Why? Well the easy post mortem is Fox scheduled it in a bad slot and ran it out of order. And both of those are true but maybe not as true as one thinks. Running on Friday nights wasn’t THAT out of line as Fox launched the phenomenon of The X-Files in that spot. This had the makings of that. And the running wildly out of order? Ok that was that bad, but still I think it could have been survived as stand alone as the show is.
But I don’t think those are the answer. They didn’t help but I think a larger context answer works here.
There are two vital bounding boxes worth studying here. The first is the fall 2001 start of Enterprise and the December 2002 release of Star Trek Nemesis. Firefly wasn’t Star Trek but it bore that influence and it debuted at the exact moment we as a culture had a permanent break up with Trek. Enterprise did OK at first but man did it lose steam fast and by the time we hit December 2002 it was limping. Nemesis, which debuted 3 days after the last US airing of Firefly, was the big permanent death knell. Sure we got the reboot and a couple of shows but Star Trek as mattering was over. And trying to be the next Trek wasn’t ideal in this moment.
Then there’s Battlestar Galactica’s reboot, which had the decently received pilot miniseries the next year followed by the thunderously popular series the next. It was a labyrinthine, political show, the next step for SF on TV and I think it suggests how Firefly could have thrived on another network in another moment because Fox in 2002 simply was NOT the place. It was an old fashioned show with an old fashioned airing model and neither worked.
So why then has it endured even as this thing cut short? I think that’s very strongly down to what we have. What we have is not an incomplete thing. There are 14 episodes and a movie. All great. None bad. It’s a tremendously effective show you can watch in a week and have a good binge with but not wear out the welcome. It uses classic formula plots with characters you love being with but never watch long enough to decay.

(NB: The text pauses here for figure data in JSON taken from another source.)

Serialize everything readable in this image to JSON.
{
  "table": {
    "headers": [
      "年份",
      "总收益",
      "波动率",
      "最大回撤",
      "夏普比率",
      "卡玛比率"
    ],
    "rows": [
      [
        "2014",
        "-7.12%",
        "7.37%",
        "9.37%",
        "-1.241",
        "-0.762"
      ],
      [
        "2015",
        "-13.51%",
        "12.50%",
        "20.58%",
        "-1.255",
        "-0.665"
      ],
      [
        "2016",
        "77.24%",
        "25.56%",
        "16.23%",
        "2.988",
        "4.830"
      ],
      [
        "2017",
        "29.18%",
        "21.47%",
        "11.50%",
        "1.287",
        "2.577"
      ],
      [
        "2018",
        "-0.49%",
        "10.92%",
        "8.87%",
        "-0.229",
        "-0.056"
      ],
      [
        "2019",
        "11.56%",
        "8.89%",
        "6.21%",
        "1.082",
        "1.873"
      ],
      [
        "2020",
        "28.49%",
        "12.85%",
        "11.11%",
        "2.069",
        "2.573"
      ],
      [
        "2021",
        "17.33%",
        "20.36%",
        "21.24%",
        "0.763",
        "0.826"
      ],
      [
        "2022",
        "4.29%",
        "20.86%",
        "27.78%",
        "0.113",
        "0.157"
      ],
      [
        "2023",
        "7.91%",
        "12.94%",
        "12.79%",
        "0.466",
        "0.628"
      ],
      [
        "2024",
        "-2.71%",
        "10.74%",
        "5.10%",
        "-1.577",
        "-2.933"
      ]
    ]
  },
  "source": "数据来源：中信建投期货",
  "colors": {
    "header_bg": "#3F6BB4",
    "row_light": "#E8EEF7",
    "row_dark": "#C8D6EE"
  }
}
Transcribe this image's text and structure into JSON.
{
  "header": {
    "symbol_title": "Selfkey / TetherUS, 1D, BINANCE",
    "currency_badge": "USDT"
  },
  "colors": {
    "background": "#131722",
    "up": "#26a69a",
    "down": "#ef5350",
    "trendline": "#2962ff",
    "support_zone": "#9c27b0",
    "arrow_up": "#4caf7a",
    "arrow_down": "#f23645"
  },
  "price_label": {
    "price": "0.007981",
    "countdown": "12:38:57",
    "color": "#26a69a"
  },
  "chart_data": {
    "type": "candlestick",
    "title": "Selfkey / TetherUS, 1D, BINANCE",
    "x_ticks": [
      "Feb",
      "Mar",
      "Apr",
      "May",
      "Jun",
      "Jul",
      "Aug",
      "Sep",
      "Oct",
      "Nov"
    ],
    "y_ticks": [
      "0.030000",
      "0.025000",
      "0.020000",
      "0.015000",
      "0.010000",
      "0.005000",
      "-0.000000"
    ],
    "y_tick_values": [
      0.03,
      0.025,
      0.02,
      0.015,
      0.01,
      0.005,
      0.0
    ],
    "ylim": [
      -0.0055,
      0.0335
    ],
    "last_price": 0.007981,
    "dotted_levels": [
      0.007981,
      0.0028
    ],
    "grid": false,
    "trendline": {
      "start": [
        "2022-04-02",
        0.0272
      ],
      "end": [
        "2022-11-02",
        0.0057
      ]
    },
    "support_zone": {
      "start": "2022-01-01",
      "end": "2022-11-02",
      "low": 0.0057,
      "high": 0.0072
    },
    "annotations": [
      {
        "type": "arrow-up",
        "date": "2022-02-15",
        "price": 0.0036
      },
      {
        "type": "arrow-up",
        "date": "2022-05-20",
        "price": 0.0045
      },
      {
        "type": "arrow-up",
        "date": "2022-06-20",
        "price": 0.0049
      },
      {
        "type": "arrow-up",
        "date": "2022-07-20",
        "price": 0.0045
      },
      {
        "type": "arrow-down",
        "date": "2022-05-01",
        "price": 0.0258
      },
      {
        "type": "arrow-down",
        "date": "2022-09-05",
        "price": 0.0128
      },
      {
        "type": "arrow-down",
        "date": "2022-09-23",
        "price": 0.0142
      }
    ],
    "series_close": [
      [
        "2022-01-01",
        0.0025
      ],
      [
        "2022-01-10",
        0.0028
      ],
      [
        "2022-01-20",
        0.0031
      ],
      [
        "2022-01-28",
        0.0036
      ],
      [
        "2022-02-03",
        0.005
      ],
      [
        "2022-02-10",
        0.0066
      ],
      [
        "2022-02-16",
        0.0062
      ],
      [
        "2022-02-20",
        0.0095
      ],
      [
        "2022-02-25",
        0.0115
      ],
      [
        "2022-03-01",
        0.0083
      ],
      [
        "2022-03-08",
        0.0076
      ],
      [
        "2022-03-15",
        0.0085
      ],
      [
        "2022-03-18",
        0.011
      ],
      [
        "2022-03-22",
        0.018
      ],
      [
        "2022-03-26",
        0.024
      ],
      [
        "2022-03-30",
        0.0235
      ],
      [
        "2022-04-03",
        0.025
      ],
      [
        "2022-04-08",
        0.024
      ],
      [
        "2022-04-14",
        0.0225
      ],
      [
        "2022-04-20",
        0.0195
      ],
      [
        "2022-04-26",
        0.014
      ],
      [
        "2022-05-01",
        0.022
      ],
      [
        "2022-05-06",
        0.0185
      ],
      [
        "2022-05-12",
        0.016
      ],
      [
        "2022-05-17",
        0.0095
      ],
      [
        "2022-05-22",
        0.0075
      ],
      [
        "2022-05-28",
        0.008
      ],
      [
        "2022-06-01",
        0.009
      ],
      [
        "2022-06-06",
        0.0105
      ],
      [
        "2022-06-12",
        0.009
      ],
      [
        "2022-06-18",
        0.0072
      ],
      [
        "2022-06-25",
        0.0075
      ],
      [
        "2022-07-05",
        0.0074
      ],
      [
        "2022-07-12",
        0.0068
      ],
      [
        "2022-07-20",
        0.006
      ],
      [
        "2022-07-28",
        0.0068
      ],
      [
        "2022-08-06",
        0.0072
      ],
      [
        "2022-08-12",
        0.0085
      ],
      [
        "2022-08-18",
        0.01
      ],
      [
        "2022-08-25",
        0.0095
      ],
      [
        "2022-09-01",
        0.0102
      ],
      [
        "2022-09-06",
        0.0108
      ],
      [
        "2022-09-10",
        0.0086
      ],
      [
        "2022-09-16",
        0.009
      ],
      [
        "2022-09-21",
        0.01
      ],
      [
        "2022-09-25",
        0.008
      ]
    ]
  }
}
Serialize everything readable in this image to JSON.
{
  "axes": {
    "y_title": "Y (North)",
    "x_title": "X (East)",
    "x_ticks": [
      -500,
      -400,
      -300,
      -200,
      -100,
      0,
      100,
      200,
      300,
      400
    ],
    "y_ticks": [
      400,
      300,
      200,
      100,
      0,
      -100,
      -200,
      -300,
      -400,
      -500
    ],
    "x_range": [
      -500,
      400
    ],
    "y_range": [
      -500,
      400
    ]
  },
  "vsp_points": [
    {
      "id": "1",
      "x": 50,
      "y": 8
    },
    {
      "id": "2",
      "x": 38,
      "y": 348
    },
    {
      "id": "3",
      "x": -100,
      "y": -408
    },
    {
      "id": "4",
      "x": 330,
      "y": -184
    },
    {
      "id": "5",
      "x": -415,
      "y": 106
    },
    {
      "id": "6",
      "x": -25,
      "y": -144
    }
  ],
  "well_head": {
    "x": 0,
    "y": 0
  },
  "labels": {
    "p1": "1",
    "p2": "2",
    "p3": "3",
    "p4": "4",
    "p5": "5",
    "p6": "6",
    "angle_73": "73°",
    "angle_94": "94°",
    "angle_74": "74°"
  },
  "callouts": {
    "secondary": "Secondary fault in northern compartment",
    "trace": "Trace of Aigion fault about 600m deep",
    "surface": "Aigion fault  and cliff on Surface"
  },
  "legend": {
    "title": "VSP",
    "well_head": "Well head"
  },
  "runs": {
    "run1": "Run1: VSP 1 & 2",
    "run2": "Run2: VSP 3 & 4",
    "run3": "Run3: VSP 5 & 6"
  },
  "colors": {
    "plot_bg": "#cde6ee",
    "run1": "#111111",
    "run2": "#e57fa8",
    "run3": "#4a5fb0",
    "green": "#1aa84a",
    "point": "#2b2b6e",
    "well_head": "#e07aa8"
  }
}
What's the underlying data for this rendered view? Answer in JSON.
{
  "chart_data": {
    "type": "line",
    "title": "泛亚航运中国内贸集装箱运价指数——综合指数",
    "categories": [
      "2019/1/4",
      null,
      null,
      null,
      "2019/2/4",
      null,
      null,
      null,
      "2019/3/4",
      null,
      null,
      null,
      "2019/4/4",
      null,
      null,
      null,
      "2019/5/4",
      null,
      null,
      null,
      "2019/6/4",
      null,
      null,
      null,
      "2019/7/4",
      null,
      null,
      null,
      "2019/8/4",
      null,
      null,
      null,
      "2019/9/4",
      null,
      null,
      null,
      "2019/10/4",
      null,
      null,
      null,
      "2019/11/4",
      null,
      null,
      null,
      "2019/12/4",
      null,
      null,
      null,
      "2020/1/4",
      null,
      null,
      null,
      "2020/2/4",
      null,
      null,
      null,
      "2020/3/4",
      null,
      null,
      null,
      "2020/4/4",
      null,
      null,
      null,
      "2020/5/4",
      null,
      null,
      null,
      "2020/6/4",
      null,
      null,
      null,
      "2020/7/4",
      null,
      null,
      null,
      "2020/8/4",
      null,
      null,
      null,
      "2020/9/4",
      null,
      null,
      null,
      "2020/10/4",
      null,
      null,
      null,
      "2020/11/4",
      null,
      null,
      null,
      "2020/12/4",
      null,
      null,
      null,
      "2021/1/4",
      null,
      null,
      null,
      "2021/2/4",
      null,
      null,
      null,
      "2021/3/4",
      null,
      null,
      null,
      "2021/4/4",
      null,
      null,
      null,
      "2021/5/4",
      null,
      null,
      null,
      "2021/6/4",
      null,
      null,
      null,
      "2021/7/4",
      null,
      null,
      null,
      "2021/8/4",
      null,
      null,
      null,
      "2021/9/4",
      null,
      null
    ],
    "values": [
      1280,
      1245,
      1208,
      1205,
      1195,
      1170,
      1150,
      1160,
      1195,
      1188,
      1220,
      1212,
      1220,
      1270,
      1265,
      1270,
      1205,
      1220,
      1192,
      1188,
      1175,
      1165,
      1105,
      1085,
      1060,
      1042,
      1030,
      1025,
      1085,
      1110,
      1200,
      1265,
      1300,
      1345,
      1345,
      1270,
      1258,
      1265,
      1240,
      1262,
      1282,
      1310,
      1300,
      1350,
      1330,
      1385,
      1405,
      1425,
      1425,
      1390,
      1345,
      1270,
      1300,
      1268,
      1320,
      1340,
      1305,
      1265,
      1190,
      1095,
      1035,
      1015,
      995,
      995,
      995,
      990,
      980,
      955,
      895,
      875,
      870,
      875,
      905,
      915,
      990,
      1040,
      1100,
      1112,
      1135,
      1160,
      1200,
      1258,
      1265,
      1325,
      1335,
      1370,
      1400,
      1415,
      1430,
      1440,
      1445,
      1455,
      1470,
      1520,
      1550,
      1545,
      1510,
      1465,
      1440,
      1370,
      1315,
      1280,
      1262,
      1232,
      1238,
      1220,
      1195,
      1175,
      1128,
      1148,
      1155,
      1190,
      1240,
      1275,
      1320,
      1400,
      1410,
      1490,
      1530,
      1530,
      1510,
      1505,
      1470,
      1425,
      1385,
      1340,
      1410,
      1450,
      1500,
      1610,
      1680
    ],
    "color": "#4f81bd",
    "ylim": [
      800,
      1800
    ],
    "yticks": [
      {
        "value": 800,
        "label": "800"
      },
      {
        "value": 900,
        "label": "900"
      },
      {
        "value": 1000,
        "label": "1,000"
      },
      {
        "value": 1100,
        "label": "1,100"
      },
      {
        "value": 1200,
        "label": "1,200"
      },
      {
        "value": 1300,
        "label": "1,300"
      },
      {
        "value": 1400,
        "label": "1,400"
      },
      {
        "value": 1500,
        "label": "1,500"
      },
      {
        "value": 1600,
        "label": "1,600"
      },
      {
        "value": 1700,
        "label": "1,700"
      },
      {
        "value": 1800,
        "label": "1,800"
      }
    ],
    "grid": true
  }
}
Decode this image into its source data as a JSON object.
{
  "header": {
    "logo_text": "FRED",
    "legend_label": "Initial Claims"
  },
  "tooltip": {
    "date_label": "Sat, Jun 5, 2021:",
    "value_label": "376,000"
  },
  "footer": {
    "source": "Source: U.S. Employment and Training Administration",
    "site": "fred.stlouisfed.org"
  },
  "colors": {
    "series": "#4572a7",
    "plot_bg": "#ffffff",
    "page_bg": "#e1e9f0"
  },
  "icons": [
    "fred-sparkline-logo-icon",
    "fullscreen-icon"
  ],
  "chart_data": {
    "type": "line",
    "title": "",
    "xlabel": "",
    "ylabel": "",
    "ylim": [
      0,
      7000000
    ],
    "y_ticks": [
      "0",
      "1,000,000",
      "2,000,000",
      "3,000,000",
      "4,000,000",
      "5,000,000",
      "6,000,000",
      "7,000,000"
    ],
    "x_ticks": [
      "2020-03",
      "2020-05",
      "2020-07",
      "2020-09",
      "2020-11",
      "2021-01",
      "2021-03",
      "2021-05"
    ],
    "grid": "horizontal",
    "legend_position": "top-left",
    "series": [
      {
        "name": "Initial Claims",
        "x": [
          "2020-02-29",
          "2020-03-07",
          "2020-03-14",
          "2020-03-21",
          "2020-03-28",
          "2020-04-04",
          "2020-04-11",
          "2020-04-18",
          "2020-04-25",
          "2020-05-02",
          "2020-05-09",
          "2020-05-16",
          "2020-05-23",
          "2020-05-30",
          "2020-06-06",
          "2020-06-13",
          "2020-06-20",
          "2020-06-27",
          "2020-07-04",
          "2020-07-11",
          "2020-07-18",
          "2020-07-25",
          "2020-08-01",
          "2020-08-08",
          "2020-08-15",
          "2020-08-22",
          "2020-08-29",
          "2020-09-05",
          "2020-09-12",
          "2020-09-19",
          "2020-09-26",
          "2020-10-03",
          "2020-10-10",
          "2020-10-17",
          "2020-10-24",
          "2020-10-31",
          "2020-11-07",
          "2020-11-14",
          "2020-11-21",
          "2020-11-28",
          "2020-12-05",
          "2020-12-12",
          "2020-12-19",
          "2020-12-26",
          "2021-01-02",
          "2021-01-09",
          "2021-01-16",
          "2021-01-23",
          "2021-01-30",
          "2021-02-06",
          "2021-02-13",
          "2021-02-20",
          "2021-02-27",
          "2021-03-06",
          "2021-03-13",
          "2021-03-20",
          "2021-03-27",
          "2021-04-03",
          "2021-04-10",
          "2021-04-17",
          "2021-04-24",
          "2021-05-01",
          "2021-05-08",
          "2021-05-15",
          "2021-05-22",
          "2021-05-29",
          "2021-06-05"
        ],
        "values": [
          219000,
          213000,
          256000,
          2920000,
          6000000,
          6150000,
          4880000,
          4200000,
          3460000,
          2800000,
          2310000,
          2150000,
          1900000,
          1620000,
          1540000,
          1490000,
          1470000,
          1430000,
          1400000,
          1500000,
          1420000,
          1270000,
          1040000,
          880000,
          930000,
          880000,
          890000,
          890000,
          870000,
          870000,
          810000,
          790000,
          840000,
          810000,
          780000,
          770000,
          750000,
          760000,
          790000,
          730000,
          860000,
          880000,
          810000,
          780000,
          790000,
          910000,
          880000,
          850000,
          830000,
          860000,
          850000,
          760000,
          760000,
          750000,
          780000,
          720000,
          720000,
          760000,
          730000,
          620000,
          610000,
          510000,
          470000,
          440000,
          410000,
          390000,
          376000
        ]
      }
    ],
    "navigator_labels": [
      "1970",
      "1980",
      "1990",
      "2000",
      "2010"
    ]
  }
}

Firefly not only never lived long enough to become Buffy, it never had the unfortunate curse of becoming Arrested Development, another show hobbled that regrettably had its perfection marred by two disastrous reboot seasons. It was exactly what it had to be. And we can ponder what could have been. I suspect it would have fallen off but only after reaching a second/third season peak. But I’ll never know.
Firefly is just one great blast. But it’s a great blast with a coda. And tomorrow I’m giving my thoughts on that coda, a fascinatingly complicated coda with flaws to examine but far more virtues to praise.